Torres notes institutional investors have been expecting the move after seeing the Canadian dollar strengthen recently. “We’ve seen a fairly substantial backup in the bond market in the last couple of weeks,” he says.
“We have been seeing bond yields rising, so you can read that as institutional investors have been preparing for the Bank of Canada rate. They’ve been reducing their bond holdings, which has pushed yields higher.”
In fact, yield curves for short-term Canadian bonds are already back to where they were before the central bank cut interest rates in 2015 in response to the country’s weakened economy, says Cameron Greenwood, vice-president and portfolio manager for fixed income at Foyston Gordon & Payne Inc. “So for the front end of the curve, we’re not expecting much of a move or reaction.”
What will be more surprising is if the central bank stays put and doesn’t make a change, says Greenwood, noting that would likely lead to a drop in bond yields.
But if interest rates do rise, investors will be wondering whether the central bank plans to make further increases in the future, says Torres.

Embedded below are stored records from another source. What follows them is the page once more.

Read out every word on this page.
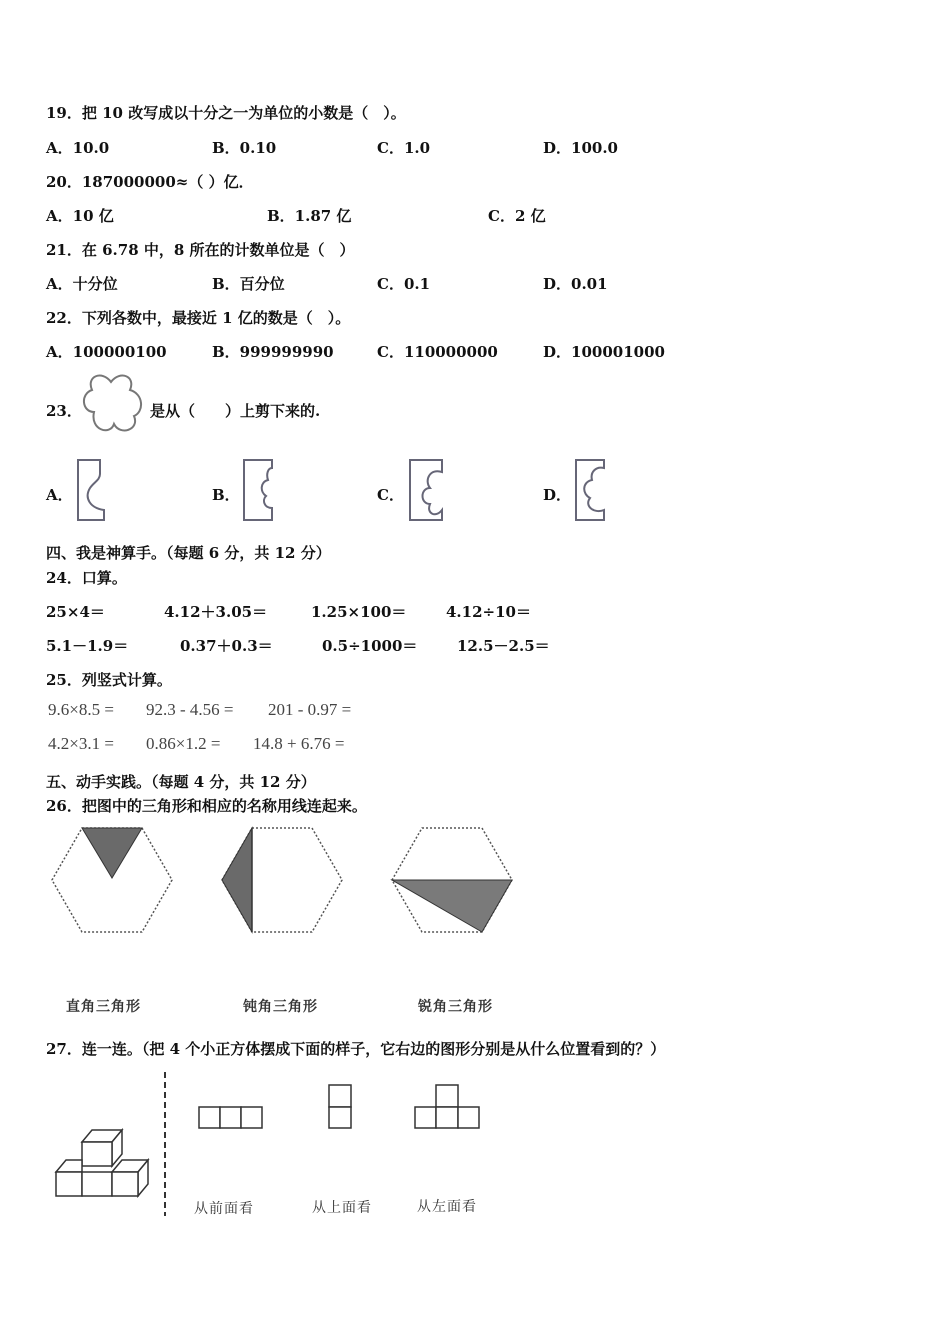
19．把 10 改写成以十分之一为单位的小数是（　）。
A．10.0	B．0.10	C．1.0	D．100.0
20．187000000≈（ ）亿．
A．10 亿	B．1.87 亿	C．2 亿
21．在 6.78 中，8 所在的计数单位是（　）
A．十分位	B．百分位	C．0.1	D．0.01
22．下列各数中，最接近 1 亿的数是（　）。
A．100000100	B．999999990	C．110000000	D．100001000
23．	是从（　　）上剪下来的.
A．	B．	C．	D．
四、我是神算手。（每题 6 分，共 12 分）
24．口算。
25×4＝	4.12＋3.05＝	1.25×100＝	4.12÷10＝
5.1－1.9＝	0.37＋0.3＝	0.5÷1000＝	12.5－2.5＝
25．列竖式计算。
9.6×8.5 = 92.3 - 4.56 = 201 - 0.97 =
4.2×3.1 = 0.86×1.2 = 14.8 + 6.76 =
五、动手实践。（每题 4 分，共 12 分）
26．把图中的三角形和相应的名称用线连起来。
直角三角形	钝角三角形	锐角三角形
27．连一连。（把 4 个小正方体摆成下面的样子，它右边的图形分别是从什么位置看到的？）
从前面看	从上面看	从左面看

“What happens next depends on whether [governor Stephen] Poloz and the Bank of Canada send further signals that they perceive a risk of inflation and that they want to hike rates even further,” he says. “At the moment, we’re not seeing that. All we’re seeing is they’re looking to correct interest rates to a moderately higher level, and bond yields have adjusted to reflect that.”
But if interest rates do continue to rise, investor behaviour will likely change when it comes to portfolio construction, says Greenwood. “Those investors with longer-dated liabilities, like pension funds and insurance companies, those type of investors get a little bit of relief on the liability side but may also look to switch their asset mix. Again, if interest rates move high enough, they may look to move out of equities and into fixed income-type products.”
However, such a switch would depend on pension plans’ solvency ratio and liabilities, says Greenwood, noting that if they do make a move, it would likely happen years later.
But despite the recent optimism about the Canadian economy, many investors are looking for alternatives to traditional fixed income as they remain leery of interest rate volatility, says Greenwood.
“Preferred shares are something [investors] have been taking advantage of in the last year and a half where the risk-reward perspective is more favourable than in this uncertain environment,” he says.